I’m pleased to see the Google Print issue spurring discussion of the role of corporations in controlling access to information. See, e.g., today’s post @ Gnuosphere [link from sivacracy]
Gnuosphere, Siva, and others point out that Google isn’t doing Google Print out of the goodness of its heart; the company is scanning, indexing, and providing access to information for lots and lots of money. These warnings are a helpful antidote to Google worship.
But the problem with this complaint can be seen in the gnuosphere post:
Personally, I’m not against having an institution be granted the right to create such a database. But I’m wary about handing over such privilege and control to a body that is not working for the people. Should a corporation control what could potentially become the world’s first digital library? What is the purpose of a library? Why do libraries exist? For who do libraries exist? If this project is to become a globally accessible library, should there be someone controlling your right to read?
As the database of books increases in size and therefore scientific and cultural value, is an unregulated for-profit corporation the best choice to manage and control that database?
I think not.
The impulses guiding this post are clearly pro-public access and use, and pro-library, and I wholeheartedly support that. But the issue is couched as “handing over … control” of this information to a corporation. “[G]rant[ing] the right to create such a database.” Making a “choice” of entities to “manage and control” that database.
No, no, no.
The point of people’s support for Google Print is not that we support Google, love Google, or want Google to control our access to information. The point is that Google, and any other entity who wants to do it, should be able to add value to information. Google should not be THE ONE; Google should be ONE OF MANY. Picking and choosing a single entity presupposes that the information is already controlled, and this new use, this new added value, is to be carefully metered as a scarce resource.
We should be concerned about Google Print’s contractual restrictions on holders of its scanned works. But we should not fear Google simply for being the first entrant into the market. Google turns out to be evil? Implementing DRM, gathering and exploiting private personal data, indexing our DNA, imposing restrictive licensing agreements on its source material holders? Fine, criticize the evil practices (and Google too). Some other entity turns out to be evil, and wants to restrict copyright such that only Google’s database is valid? Criticize them, too. But I want to recommend that we resist the conflation of evils. If we’re concerned that Google is going to control a big huge really valuable database, and possibly to the detriment of those who want to use the database, then the answer is, in First Amendment terms, more speech. More databases, more indexers, more more more.
Bonus: Free Rant!
And by the way, you publishers, authors, and copyright-holders. You want to cash in on this market? Why don’t you consider selling the electronic texts to the aggregators and indexers for cheaper than they can scan them in and with reasonable licensing terms? There’s your market, right there. In fact, technology has made that market available to you for MORE THAN THIRTY YEARS. Dialog, Lexis, WestLaw, and other database vendors could have been using the full text of books for a really long time. Libraries would have killed to have full-text access to books.

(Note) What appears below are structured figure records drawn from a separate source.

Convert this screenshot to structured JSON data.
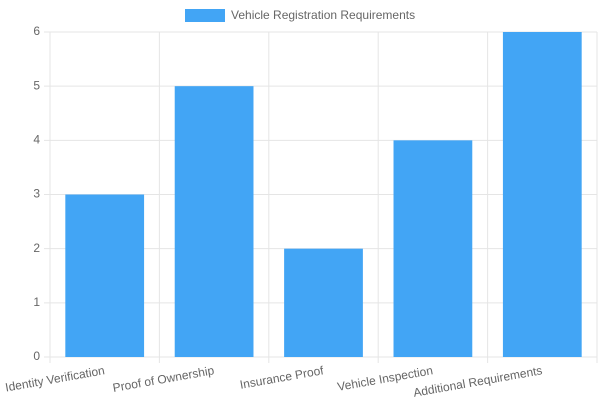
{
  "chart_data": {
    "type": "bar",
    "legend": "Vehicle Registration Requirements",
    "categories": [
      "Identity Verification",
      "Proof of Ownership",
      "Insurance Proof",
      "Vehicle Inspection",
      "Additional Requirements"
    ],
    "values": [
      3,
      5,
      2,
      4,
      6
    ],
    "color": "#42a5f5",
    "ylim": [
      0,
      6
    ],
    "yticks": [
      0,
      1,
      2,
      3,
      4,
      5,
      6
    ],
    "grid": true
  }
}
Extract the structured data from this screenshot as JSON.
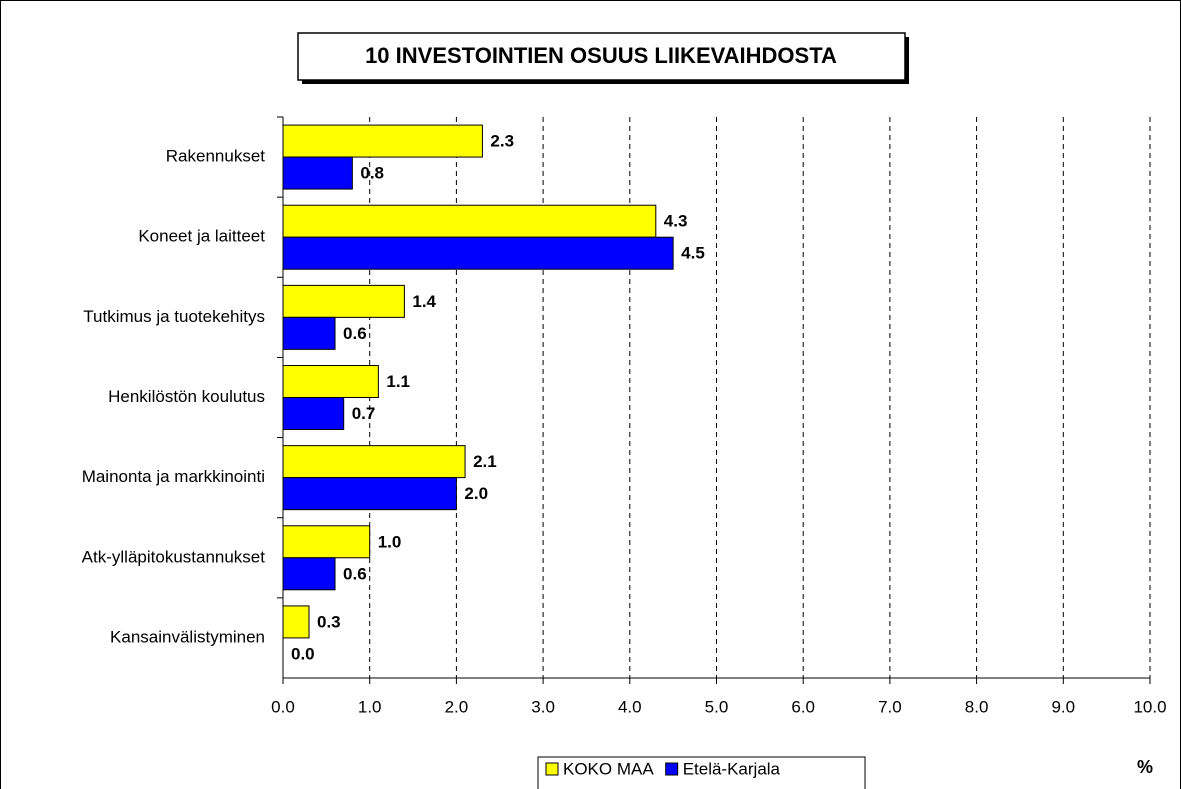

As it happens, ignoring obvious markets is not new to the publishing industry. Book publishers ignored the market for enriched information content for years before they began ignoring the market for searchable full-text. Libraries and indexers could have used, at any time in the 20th century, a flourishing market for bibliographic and enriched descriptive information about books. Instead, with no such market, librarians CREATED, from scratch, and at very great expense, indexes and catalogs of information about books — with virtually no assistance from publishers. All those major research databases like MedLine, Agricola, and the like? Laboriously created by individual librarians, basically indexing and cataloging research journals by hand. Compare book publishers to research journal publishers. After some time research journal publishers figured out there was a market in enhanced information content, and began figuring out how to take advantage of that market. They facilitated the indexing process by including keywords and abstracts. They began selling tables of contents and journal indexes to the literature indexes. Ultimately they began selling full-text to databases and aggregators. In fact, once they figured it out, research publishers have been incredibly successful at capturing monetary value from information that the authors mostly want to give away for free. (So successful, in fact, that academic authors are having to fight their own publishers to get that valuable research information out of the market — another very interesting topic for another time.)

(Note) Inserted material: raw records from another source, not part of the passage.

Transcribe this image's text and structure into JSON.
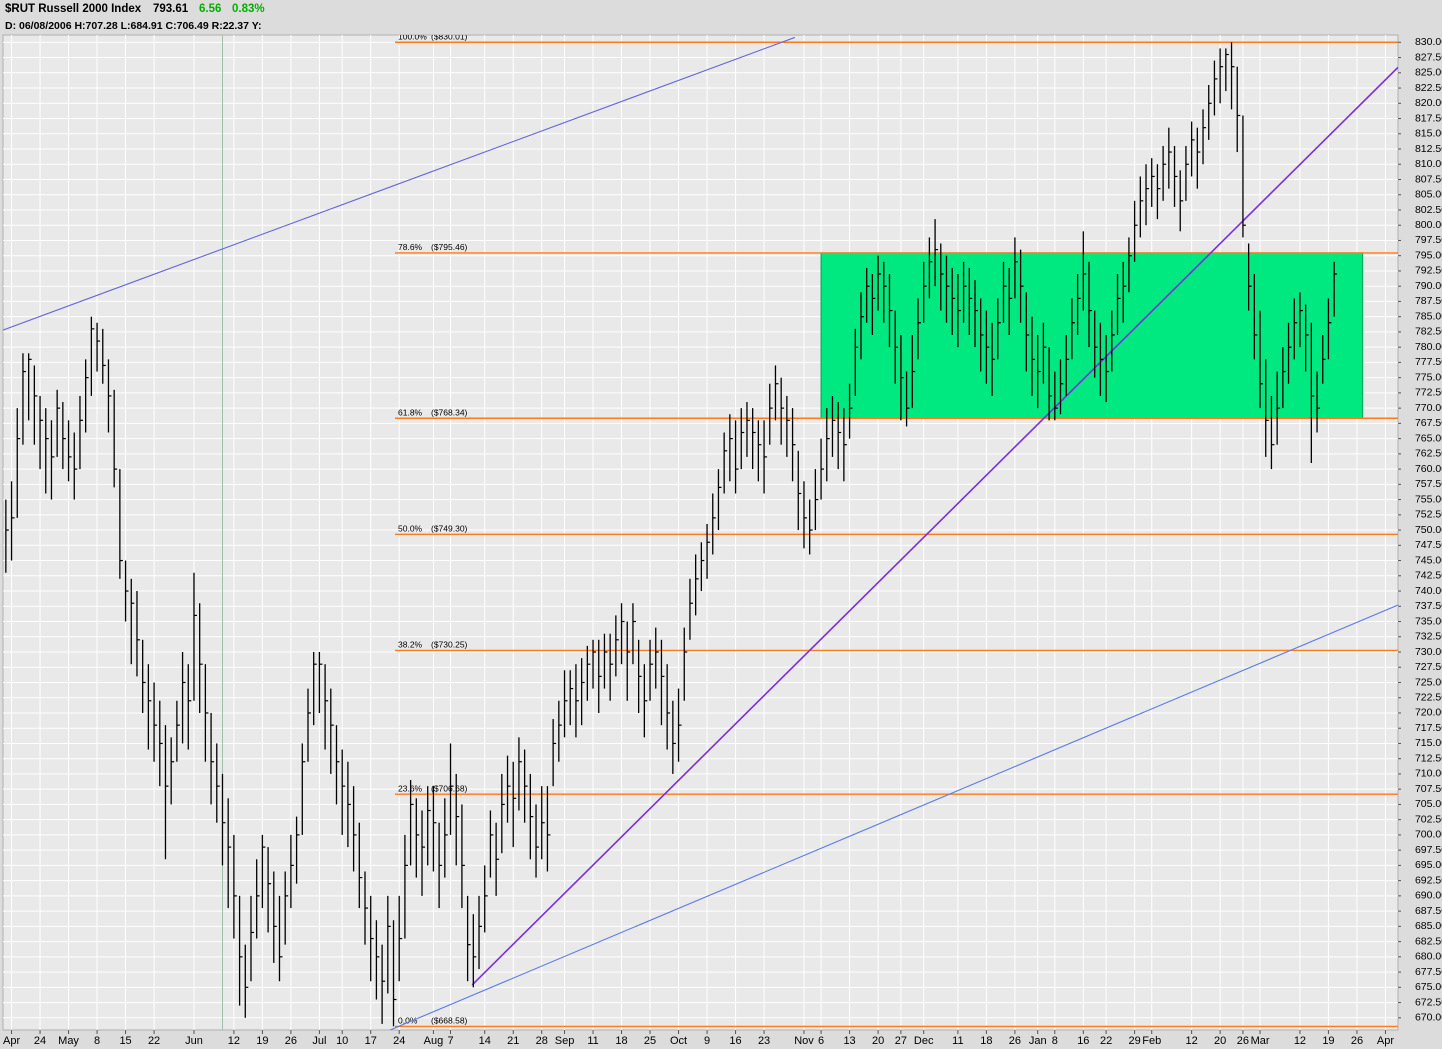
{
  "chart_data": {
    "type": "hlc",
    "title": "$RUT Russell 2000 Index",
    "last": 793.61,
    "change": 6.56,
    "change_pct": "0.83%",
    "info": "D: 06/08/2006 H:707.28 L:684.91 C:706.49 R:22.37 Y:",
    "color": "#000000",
    "grid": true,
    "xlim": [
      -0.5,
      244.2
    ],
    "ylim": [
      668,
      831.2
    ],
    "xticks": [
      {
        "value": 1,
        "label": "Apr"
      },
      {
        "value": 6,
        "label": "24"
      },
      {
        "value": 11,
        "label": "May"
      },
      {
        "value": 16,
        "label": "8"
      },
      {
        "value": 21,
        "label": "15"
      },
      {
        "value": 26,
        "label": "22"
      },
      {
        "value": 33,
        "label": "Jun"
      },
      {
        "value": 40,
        "label": "12"
      },
      {
        "value": 45,
        "label": "19"
      },
      {
        "value": 50,
        "label": "26"
      },
      {
        "value": 55,
        "label": "Jul"
      },
      {
        "value": 59,
        "label": "10"
      },
      {
        "value": 64,
        "label": "17"
      },
      {
        "value": 69,
        "label": "24"
      },
      {
        "value": 75,
        "label": "Aug"
      },
      {
        "value": 78,
        "label": "7"
      },
      {
        "value": 84,
        "label": "14"
      },
      {
        "value": 89,
        "label": "21"
      },
      {
        "value": 94,
        "label": "28"
      },
      {
        "value": 98,
        "label": "Sep"
      },
      {
        "value": 103,
        "label": "11"
      },
      {
        "value": 108,
        "label": "18"
      },
      {
        "value": 113,
        "label": "25"
      },
      {
        "value": 118,
        "label": "Oct"
      },
      {
        "value": 123,
        "label": "9"
      },
      {
        "value": 128,
        "label": "16"
      },
      {
        "value": 133,
        "label": "23"
      },
      {
        "value": 140,
        "label": "Nov"
      },
      {
        "value": 143,
        "label": "6"
      },
      {
        "value": 148,
        "label": "13"
      },
      {
        "value": 153,
        "label": "20"
      },
      {
        "value": 157,
        "label": "27"
      },
      {
        "value": 161,
        "label": "Dec"
      },
      {
        "value": 167,
        "label": "11"
      },
      {
        "value": 172,
        "label": "18"
      },
      {
        "value": 177,
        "label": "26"
      },
      {
        "value": 181,
        "label": "Jan"
      },
      {
        "value": 184,
        "label": "8"
      },
      {
        "value": 189,
        "label": "16"
      },
      {
        "value": 193,
        "label": "22"
      },
      {
        "value": 198,
        "label": "29"
      },
      {
        "value": 201,
        "label": "Feb"
      },
      {
        "value": 208,
        "label": "12"
      },
      {
        "value": 213,
        "label": "20"
      },
      {
        "value": 217,
        "label": "26"
      },
      {
        "value": 220,
        "label": "Mar"
      },
      {
        "value": 227,
        "label": "12"
      },
      {
        "value": 232,
        "label": "19"
      },
      {
        "value": 237,
        "label": "26"
      },
      {
        "value": 242,
        "label": "Apr"
      }
    ],
    "yticks": [
      {
        "value": 830,
        "label": "830.00"
      },
      {
        "value": 827.5,
        "label": "827.50"
      },
      {
        "value": 825,
        "label": "825.00"
      },
      {
        "value": 822.5,
        "label": "822.50"
      },
      {
        "value": 820,
        "label": "820.00"
      },
      {
        "value": 817.5,
        "label": "817.50"
      },
      {
        "value": 815,
        "label": "815.00"
      },
      {
        "value": 812.5,
        "label": "812.50"
      },
      {
        "value": 810,
        "label": "810.00"
      },
      {
        "value": 807.5,
        "label": "807.50"
      },
      {
        "value": 805,
        "label": "805.00"
      },
      {
        "value": 802.5,
        "label": "802.50"
      },
      {
        "value": 800,
        "label": "800.00"
      },
      {
        "value": 797.5,
        "label": "797.50"
      },
      {
        "value": 795,
        "label": "795.00"
      },
      {
        "value": 792.5,
        "label": "792.50"
      },
      {
        "value": 790,
        "label": "790.00"
      },
      {
        "value": 787.5,
        "label": "787.50"
      },
      {
        "value": 785,
        "label": "785.00"
      },
      {
        "value": 782.5,
        "label": "782.50"
      },
      {
        "value": 780,
        "label": "780.00"
      },
      {
        "value": 777.5,
        "label": "777.50"
      },
      {
        "value": 775,
        "label": "775.00"
      },
      {
        "value": 772.5,
        "label": "772.50"
      },
      {
        "value": 770,
        "label": "770.00"
      },
      {
        "value": 767.5,
        "label": "767.50"
      },
      {
        "value": 765,
        "label": "765.00"
      },
      {
        "value": 762.5,
        "label": "762.50"
      },
      {
        "value": 760,
        "label": "760.00"
      },
      {
        "value": 757.5,
        "label": "757.50"
      },
      {
        "value": 755,
        "label": "755.00"
      },
      {
        "value": 752.5,
        "label": "752.50"
      },
      {
        "value": 750,
        "label": "750.00"
      },
      {
        "value": 747.5,
        "label": "747.50"
      },
      {
        "value": 745,
        "label": "745.00"
      },
      {
        "value": 742.5,
        "label": "742.50"
      },
      {
        "value": 740,
        "label": "740.00"
      },
      {
        "value": 737.5,
        "label": "737.50"
      },
      {
        "value": 735,
        "label": "735.00"
      },
      {
        "value": 732.5,
        "label": "732.50"
      },
      {
        "value": 730,
        "label": "730.00"
      },
      {
        "value": 727.5,
        "label": "727.50"
      },
      {
        "value": 725,
        "label": "725.00"
      },
      {
        "value": 722.5,
        "label": "722.50"
      },
      {
        "value": 720,
        "label": "720.00"
      },
      {
        "value": 717.5,
        "label": "717.50"
      },
      {
        "value": 715,
        "label": "715.00"
      },
      {
        "value": 712.5,
        "label": "712.50"
      },
      {
        "value": 710,
        "label": "710.00"
      },
      {
        "value": 707.5,
        "label": "707.50"
      },
      {
        "value": 705,
        "label": "705.00"
      },
      {
        "value": 702.5,
        "label": "702.50"
      },
      {
        "value": 700,
        "label": "700.00"
      },
      {
        "value": 697.5,
        "label": "697.50"
      },
      {
        "value": 695,
        "label": "695.00"
      },
      {
        "value": 692.5,
        "label": "692.50"
      },
      {
        "value": 690,
        "label": "690.00"
      },
      {
        "value": 687.5,
        "label": "687.50"
      },
      {
        "value": 685,
        "label": "685.00"
      },
      {
        "value": 682.5,
        "label": "682.50"
      },
      {
        "value": 680,
        "label": "680.00"
      },
      {
        "value": 677.5,
        "label": "677.50"
      },
      {
        "value": 675,
        "label": "675.00"
      },
      {
        "value": 672.5,
        "label": "672.50"
      },
      {
        "value": 670,
        "label": "670.00"
      }
    ],
    "high": [
      755,
      758,
      770,
      779,
      779,
      777,
      772,
      770,
      768,
      773,
      771,
      768,
      766,
      772,
      778,
      785,
      784,
      783,
      778,
      773,
      760,
      745,
      742,
      740,
      732,
      728,
      725,
      722,
      718,
      716,
      722,
      730,
      728,
      743,
      738,
      728,
      720,
      715,
      710,
      706,
      700,
      690,
      682,
      690,
      696,
      700,
      698,
      694,
      690,
      694,
      700,
      703,
      715,
      724,
      730,
      730,
      728,
      724,
      718,
      714,
      712,
      708,
      702,
      694,
      690,
      686,
      682,
      690,
      686,
      690,
      700,
      709,
      706,
      704,
      708,
      708,
      702,
      706,
      715,
      710,
      705,
      690,
      687,
      690,
      695,
      704,
      702,
      710,
      713,
      712,
      716,
      714,
      710,
      705,
      708,
      708,
      719,
      722,
      727,
      727,
      728,
      729,
      731,
      732,
      732,
      733,
      733,
      736,
      738,
      735,
      738,
      732,
      728,
      732,
      734,
      732,
      728,
      722,
      724,
      734,
      742,
      746,
      748,
      751,
      756,
      760,
      766,
      769,
      768,
      770,
      771,
      770,
      768,
      768,
      774,
      777,
      775,
      772,
      770,
      763,
      758,
      755,
      760,
      765,
      770,
      772,
      771,
      770,
      774,
      783,
      789,
      793,
      792,
      795,
      794,
      792,
      786,
      782,
      776,
      782,
      788,
      794,
      798,
      801,
      797,
      795,
      793,
      792,
      794,
      793,
      791,
      788,
      786,
      784,
      788,
      794,
      793,
      798,
      796,
      789,
      785,
      782,
      784,
      780,
      776,
      778,
      782,
      788,
      792,
      799,
      794,
      786,
      784,
      782,
      786,
      792,
      794,
      798,
      804,
      808,
      810,
      811,
      810,
      813,
      816,
      813,
      809,
      813,
      817,
      816,
      819,
      823,
      827,
      829,
      829,
      830.01,
      826,
      818,
      797,
      792,
      786,
      778,
      772,
      776,
      780,
      784,
      788,
      789,
      787,
      784,
      776,
      782,
      788,
      794
    ],
    "low": [
      743,
      745,
      752,
      764,
      768,
      764,
      760,
      756,
      755,
      762,
      760,
      758,
      755,
      760,
      766,
      772,
      776,
      774,
      766,
      757,
      742,
      735,
      728,
      726,
      720,
      714,
      712,
      708,
      696,
      705,
      712,
      715,
      714,
      722,
      720,
      712,
      705,
      702,
      695,
      688,
      683,
      672,
      670,
      676,
      683,
      688,
      684,
      679,
      676,
      682,
      688,
      692,
      700,
      712,
      718,
      720,
      714,
      710,
      705,
      700,
      698,
      694,
      688,
      682,
      676,
      673,
      669,
      674,
      668.6,
      676,
      683,
      695,
      693,
      690,
      695,
      694,
      688,
      693,
      700,
      695,
      688,
      676,
      675,
      678,
      684,
      693,
      690,
      697,
      702,
      698,
      704,
      702,
      696,
      693,
      696,
      694,
      708,
      712,
      716,
      718,
      716,
      718,
      722,
      724,
      720,
      724,
      722,
      726,
      728,
      722,
      728,
      720,
      716,
      722,
      724,
      718,
      714,
      710,
      712,
      722,
      732,
      736,
      740,
      742,
      746,
      750,
      756,
      758,
      756,
      760,
      762,
      760,
      758,
      756,
      764,
      768,
      764,
      762,
      758,
      750,
      747,
      746,
      750,
      755,
      758,
      762,
      760,
      758,
      765,
      772,
      778,
      784,
      782,
      786,
      784,
      780,
      774,
      768,
      767,
      770,
      778,
      784,
      788,
      790,
      786,
      784,
      782,
      780,
      784,
      782,
      780,
      776,
      774,
      772,
      778,
      784,
      782,
      788,
      784,
      776,
      772,
      770,
      774,
      768,
      768,
      769,
      772,
      778,
      782,
      786,
      780,
      775,
      772,
      771,
      776,
      782,
      784,
      789,
      794,
      798,
      800,
      803,
      801,
      804,
      806,
      803,
      799,
      804,
      808,
      806,
      810,
      814,
      818,
      820,
      822,
      819,
      812,
      798,
      786,
      778,
      770,
      762,
      760,
      764,
      770,
      774,
      778,
      780,
      776,
      761,
      766,
      774,
      778,
      785
    ],
    "close": [
      750,
      752,
      765,
      776,
      778,
      772,
      768,
      765,
      762,
      770,
      765,
      762,
      760,
      768,
      775,
      783,
      781,
      777,
      772,
      760,
      745,
      740,
      738,
      732,
      725,
      722,
      718,
      715,
      708,
      712,
      718,
      725,
      722,
      736,
      728,
      720,
      712,
      708,
      702,
      698,
      690,
      680,
      675,
      684,
      690,
      698,
      692,
      685,
      680,
      690,
      695,
      700,
      712,
      720,
      728,
      728,
      722,
      718,
      712,
      708,
      705,
      700,
      693,
      688,
      683,
      680,
      676,
      685,
      673,
      683,
      695,
      705,
      700,
      698,
      704,
      702,
      695,
      700,
      708,
      703,
      695,
      682,
      680,
      685,
      690,
      700,
      696,
      705,
      708,
      706,
      712,
      708,
      703,
      698,
      702,
      700,
      715,
      718,
      722,
      724,
      722,
      725,
      728,
      730,
      726,
      730,
      728,
      732,
      735,
      730,
      735,
      726,
      722,
      728,
      730,
      726,
      720,
      715,
      718,
      730,
      738,
      742,
      745,
      748,
      752,
      757,
      763,
      765,
      760,
      766,
      768,
      766,
      764,
      762,
      770,
      774,
      770,
      768,
      764,
      756,
      752,
      750,
      755,
      760,
      765,
      768,
      766,
      764,
      770,
      780,
      785,
      790,
      788,
      792,
      790,
      786,
      780,
      775,
      770,
      776,
      784,
      790,
      794,
      796,
      792,
      790,
      788,
      786,
      790,
      788,
      786,
      782,
      780,
      778,
      784,
      790,
      788,
      794,
      790,
      782,
      778,
      776,
      780,
      772,
      770,
      774,
      778,
      784,
      788,
      792,
      786,
      780,
      778,
      776,
      782,
      788,
      790,
      795,
      800,
      804,
      806,
      808,
      806,
      810,
      812,
      808,
      804,
      810,
      814,
      812,
      816,
      820,
      824,
      826,
      828,
      826,
      818,
      800,
      790,
      782,
      774,
      768,
      764,
      770,
      776,
      780,
      784,
      786,
      782,
      772,
      770,
      778,
      784,
      792
    ],
    "fib_color": "#ff7a1a",
    "fib": [
      {
        "label": "100.0%",
        "price": "($830.01)",
        "value": 830.01
      },
      {
        "label": "78.6%",
        "price": "($795.46)",
        "value": 795.46
      },
      {
        "label": "61.8%",
        "price": "($768.34)",
        "value": 768.34
      },
      {
        "label": "50.0%",
        "price": "($749.30)",
        "value": 749.3
      },
      {
        "label": "38.2%",
        "price": "($730.25)",
        "value": 730.25
      },
      {
        "label": "23.6%",
        "price": "($706.68)",
        "value": 706.68
      },
      {
        "label": "0.0%",
        "price": "($668.58)",
        "value": 668.58
      }
    ],
    "zone": {
      "x": [
        143,
        238
      ],
      "color": "#00e880"
    },
    "vline": {
      "x": 38,
      "color": "#9fbfa8"
    },
    "trendlines": [
      {
        "points": [
          [
            -0.5,
            782.8
          ],
          [
            138.4,
            830.8
          ]
        ],
        "color": "#6666dd"
      },
      {
        "points": [
          [
            81.8,
            675.4
          ],
          [
            244.2,
            825.9
          ]
        ],
        "color": "#7a2ee0"
      },
      {
        "points": [
          [
            67.4,
            668
          ],
          [
            244.2,
            737.7
          ]
        ],
        "color": "#5b7be8"
      }
    ]
  }
}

Could book publishers have done something similar? Sure. But for decades, literally, book publishers ignored this opportunity. As with research journals, individual librarians created the catalogs and indexes of books, hand-examining each book, figuring out what the book is about and how to describe it, etc. Libraries organized consortia and union catalogs to share this information and reduce the expense of creating it. For most of the time that cataloging took place, book publishers weren’t much help. Only in the very last few years have book publishers even begun to scratch the surface of providing enriched content to libraries and information vendors, by providing tables of contents to library systems vendors, and dipping their toes into very limited full-text databases that are scarcely available to anyone.
So the book publishing industry quaked in its boots and sat on its ass and ignored the market for searchable full-text, focusing solely on the market for information packaged as a physical artifact. And now the industry wants to complain that Google is jumping into the market? And doing it, not by licensing the full texts from the publishers, but in the most expedient fashion possible, by scanning? Please. Cry me a river, and while you’re at it, shed a few tears for the recording industry’s failure to jump online in the mid-90s.